After legal challenges from unhappy suppliers, principally two of the leading firms in the construction consulting world, EC Harris and Turner and Townsend, the UK SBS framework for “Project Management and Full Design Team Services” has been scrapped. It would have covered project management, cost consultancy, architecture, and engineering, for use by all public sector bodies, but was already a year behind schedule.

Crown Commercial Services explain that they are “moving into direct procurement of services” as part of the reason behind the decision, but it seems clear that this was a very flawed process — with probably a list of suppliers and commercial arrangements that were sub-optimal. Piecing together the information that we have, it appears that the evaluation of the price in the tender was severely flawed. As Building magazine and website reported in September:

“T&T claimed rivals manipulated UK SBS’ scoring system – which was based solely on prices submitted for consultancy services in the South-east – by providing “very low prices for the South-east” and “very high upwards adjustments to those prices for regional work.” T&T said this was despite the fact regional work ought to be cheaper.
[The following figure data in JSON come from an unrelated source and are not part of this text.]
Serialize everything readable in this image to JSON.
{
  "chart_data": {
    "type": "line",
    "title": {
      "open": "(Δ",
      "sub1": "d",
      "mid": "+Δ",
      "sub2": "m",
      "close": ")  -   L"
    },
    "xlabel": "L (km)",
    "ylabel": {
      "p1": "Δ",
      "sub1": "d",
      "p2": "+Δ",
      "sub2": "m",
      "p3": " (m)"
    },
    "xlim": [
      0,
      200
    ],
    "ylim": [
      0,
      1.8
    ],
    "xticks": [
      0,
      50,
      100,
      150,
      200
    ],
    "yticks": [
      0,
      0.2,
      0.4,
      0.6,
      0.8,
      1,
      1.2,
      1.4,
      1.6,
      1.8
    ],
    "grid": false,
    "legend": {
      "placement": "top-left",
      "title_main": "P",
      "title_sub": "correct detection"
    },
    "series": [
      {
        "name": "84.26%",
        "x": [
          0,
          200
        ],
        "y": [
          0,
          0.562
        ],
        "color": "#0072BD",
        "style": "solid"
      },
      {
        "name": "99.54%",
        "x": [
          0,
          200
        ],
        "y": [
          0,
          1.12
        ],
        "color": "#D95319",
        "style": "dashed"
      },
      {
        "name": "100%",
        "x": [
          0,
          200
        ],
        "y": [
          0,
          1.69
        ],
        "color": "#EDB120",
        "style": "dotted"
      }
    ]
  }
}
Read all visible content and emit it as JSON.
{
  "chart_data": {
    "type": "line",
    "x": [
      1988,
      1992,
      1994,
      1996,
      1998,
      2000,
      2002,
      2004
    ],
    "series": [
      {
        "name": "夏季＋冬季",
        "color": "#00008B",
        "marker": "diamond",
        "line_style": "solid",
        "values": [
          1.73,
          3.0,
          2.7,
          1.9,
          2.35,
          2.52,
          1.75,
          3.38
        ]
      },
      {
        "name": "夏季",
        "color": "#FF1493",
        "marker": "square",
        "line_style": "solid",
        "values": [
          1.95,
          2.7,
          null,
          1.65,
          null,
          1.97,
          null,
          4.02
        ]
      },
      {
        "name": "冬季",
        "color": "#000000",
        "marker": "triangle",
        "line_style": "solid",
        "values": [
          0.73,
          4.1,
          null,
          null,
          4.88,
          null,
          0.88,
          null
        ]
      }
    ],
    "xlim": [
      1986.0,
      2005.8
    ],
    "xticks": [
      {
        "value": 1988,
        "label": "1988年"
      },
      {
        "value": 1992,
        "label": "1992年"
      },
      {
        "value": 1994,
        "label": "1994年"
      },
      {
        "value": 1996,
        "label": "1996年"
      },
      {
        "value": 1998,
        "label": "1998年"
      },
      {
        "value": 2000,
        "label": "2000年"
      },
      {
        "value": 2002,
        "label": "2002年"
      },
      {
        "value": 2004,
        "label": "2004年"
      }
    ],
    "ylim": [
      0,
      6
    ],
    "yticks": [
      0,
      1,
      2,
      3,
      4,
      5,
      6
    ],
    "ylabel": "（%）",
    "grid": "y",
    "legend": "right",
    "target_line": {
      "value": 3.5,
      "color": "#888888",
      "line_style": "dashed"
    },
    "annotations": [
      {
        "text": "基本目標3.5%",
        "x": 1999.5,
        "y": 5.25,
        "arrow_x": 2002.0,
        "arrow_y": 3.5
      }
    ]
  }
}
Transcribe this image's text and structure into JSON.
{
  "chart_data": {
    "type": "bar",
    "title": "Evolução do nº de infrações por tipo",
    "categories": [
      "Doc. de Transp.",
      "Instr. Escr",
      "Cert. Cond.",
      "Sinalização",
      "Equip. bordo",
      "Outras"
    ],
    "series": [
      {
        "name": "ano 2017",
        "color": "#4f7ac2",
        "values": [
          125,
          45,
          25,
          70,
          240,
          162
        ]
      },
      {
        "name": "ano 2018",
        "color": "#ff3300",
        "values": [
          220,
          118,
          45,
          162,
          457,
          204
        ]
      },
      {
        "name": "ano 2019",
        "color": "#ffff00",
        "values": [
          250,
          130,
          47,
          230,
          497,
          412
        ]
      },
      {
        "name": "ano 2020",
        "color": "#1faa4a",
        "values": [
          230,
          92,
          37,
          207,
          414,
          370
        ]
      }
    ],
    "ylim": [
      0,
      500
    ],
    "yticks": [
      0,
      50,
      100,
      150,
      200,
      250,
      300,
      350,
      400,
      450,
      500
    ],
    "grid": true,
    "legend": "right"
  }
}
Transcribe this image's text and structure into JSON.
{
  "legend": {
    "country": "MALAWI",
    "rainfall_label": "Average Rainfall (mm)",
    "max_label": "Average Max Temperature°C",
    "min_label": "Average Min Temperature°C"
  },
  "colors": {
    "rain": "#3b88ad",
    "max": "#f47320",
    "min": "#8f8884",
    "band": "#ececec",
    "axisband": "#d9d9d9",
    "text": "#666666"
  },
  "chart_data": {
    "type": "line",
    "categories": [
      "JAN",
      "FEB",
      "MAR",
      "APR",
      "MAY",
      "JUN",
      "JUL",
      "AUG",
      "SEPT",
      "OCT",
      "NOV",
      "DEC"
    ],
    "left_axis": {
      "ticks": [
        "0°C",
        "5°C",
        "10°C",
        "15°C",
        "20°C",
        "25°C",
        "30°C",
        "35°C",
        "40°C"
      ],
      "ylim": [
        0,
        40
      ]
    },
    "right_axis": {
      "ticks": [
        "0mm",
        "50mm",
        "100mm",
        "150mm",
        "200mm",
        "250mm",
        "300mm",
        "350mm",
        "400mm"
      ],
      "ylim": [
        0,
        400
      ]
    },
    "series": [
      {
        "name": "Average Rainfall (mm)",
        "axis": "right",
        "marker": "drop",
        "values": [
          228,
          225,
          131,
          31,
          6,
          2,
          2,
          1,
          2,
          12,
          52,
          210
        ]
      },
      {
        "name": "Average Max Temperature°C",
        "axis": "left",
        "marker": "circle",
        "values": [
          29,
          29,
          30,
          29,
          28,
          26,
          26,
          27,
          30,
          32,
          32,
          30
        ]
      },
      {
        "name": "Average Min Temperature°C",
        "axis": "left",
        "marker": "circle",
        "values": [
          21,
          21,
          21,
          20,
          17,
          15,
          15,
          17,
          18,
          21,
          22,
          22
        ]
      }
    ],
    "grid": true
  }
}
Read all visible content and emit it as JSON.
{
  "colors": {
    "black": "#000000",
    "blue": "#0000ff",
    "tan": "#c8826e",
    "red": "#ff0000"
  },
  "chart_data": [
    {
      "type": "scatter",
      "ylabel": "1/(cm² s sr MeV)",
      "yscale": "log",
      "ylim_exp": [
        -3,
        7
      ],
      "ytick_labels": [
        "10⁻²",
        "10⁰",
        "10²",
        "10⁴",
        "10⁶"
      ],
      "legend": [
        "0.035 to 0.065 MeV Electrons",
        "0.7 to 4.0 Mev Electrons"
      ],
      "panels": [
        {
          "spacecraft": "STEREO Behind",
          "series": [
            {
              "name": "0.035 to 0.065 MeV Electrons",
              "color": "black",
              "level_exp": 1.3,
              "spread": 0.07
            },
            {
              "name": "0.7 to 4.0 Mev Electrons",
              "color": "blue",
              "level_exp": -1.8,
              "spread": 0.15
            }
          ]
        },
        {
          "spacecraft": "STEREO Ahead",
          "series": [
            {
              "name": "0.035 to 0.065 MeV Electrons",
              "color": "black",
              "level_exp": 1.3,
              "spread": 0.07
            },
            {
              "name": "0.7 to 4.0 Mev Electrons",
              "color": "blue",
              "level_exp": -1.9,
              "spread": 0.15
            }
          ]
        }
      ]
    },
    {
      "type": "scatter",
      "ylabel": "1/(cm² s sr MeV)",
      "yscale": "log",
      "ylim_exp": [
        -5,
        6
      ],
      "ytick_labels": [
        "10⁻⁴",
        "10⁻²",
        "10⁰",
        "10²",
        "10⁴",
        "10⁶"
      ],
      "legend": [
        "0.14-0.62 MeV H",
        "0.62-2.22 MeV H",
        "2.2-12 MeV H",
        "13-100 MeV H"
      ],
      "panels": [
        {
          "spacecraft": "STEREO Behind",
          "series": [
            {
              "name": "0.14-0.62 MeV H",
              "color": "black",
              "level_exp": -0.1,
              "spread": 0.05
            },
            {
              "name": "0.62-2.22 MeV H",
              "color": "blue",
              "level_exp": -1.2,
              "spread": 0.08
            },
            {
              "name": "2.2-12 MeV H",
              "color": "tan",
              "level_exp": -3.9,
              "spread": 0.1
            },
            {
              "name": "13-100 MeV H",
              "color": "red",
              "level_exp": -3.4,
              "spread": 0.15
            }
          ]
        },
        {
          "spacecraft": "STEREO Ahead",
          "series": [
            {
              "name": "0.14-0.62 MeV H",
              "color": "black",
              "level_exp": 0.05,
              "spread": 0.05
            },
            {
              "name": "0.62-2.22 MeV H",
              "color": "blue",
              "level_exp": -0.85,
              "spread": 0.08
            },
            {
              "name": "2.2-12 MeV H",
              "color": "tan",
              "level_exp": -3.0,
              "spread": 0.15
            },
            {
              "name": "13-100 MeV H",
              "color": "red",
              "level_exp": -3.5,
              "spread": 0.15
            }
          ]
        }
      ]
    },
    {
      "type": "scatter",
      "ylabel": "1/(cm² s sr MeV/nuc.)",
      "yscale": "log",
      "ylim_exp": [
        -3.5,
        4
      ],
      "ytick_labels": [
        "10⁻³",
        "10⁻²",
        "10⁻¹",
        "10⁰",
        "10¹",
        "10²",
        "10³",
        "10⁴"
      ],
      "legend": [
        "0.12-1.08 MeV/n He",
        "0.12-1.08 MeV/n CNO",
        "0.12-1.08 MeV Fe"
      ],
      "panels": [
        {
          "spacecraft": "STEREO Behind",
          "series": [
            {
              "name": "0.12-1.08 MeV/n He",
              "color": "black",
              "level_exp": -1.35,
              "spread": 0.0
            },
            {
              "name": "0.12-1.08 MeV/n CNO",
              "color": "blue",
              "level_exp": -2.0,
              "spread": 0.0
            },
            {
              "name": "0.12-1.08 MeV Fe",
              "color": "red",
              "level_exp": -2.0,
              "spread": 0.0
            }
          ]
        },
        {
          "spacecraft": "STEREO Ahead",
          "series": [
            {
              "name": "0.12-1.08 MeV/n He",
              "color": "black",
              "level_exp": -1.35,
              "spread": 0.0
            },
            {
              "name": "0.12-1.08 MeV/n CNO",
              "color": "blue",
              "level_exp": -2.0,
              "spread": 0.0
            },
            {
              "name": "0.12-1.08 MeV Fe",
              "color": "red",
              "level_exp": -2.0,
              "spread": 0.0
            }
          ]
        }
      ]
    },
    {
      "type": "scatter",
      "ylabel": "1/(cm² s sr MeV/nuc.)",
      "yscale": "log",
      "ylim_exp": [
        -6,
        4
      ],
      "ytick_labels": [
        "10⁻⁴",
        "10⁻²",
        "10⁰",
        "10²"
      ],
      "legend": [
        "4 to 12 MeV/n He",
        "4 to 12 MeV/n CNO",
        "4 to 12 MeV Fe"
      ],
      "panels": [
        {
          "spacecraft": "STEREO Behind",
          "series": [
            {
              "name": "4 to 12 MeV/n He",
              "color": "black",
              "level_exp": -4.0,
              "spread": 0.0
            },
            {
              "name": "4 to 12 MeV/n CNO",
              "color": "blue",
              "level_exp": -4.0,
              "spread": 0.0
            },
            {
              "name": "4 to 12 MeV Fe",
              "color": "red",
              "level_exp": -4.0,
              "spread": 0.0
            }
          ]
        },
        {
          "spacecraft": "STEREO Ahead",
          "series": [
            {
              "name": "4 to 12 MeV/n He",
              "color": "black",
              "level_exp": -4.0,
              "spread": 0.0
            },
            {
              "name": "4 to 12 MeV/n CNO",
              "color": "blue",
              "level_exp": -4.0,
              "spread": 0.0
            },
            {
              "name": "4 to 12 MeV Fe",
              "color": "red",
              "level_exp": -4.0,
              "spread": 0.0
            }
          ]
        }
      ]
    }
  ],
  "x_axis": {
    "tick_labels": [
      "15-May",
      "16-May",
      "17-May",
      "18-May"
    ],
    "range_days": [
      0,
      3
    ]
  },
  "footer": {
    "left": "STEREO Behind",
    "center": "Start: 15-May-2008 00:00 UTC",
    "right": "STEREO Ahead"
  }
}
So it looks like the scoring was based purely on prices for this one region, which allowed suppliers to “game” the system by putting in low prices where it mattered to the evaluation. That led to the situation where work would be cheaper in London than it would be in much poorer and lower-cost parts of the country – clearly nonsensical.

But this gaming is not uncommon in tenders. I saw another example recently where the bidders scored points both for the headline prices offered (day rates), and then separately for the volume discounts offered. But that meant you scored more points by offering a price of say €1000 a day with a potential 20% discount than if you offered €500 upfront but with a potential 10% discount!

The mechanics of scoring price was one of the big gaps we noticed when the UK government produced its Lean Procurement guide three years ago. There is much that is good in that approach, but it seemed to treat evaluation as a simple mechanical part of the process. It is not, as this case has proved. We would also observe that public procurement needs people with strong analytical skills, and a facility with numbers that would allow them to look at something like this and say “hang on, there is something wrong here”!

Going back to this UK failure, there is now the prospect of suppliers, whether successful on the original contract award or not, looking for damages to cover substantial bid costs. We suspect they won’t be successful in that, but this fiasco must call into question whether UK SBS is competent to deliver major contracting exercises for the government. On the evidence of this, they are not, and apparently, CCS will take the lead in the re-procurement of the framework.

And it is a warning for all contracting authorities – think very carefully about price evaluation and test out your mechanisms. One piece of advice to finish with. Find a good numbers person, and before you issue the tender, ask them to put themselves in the bidder’s shoes, and see if they can come up with a way of gaming your system!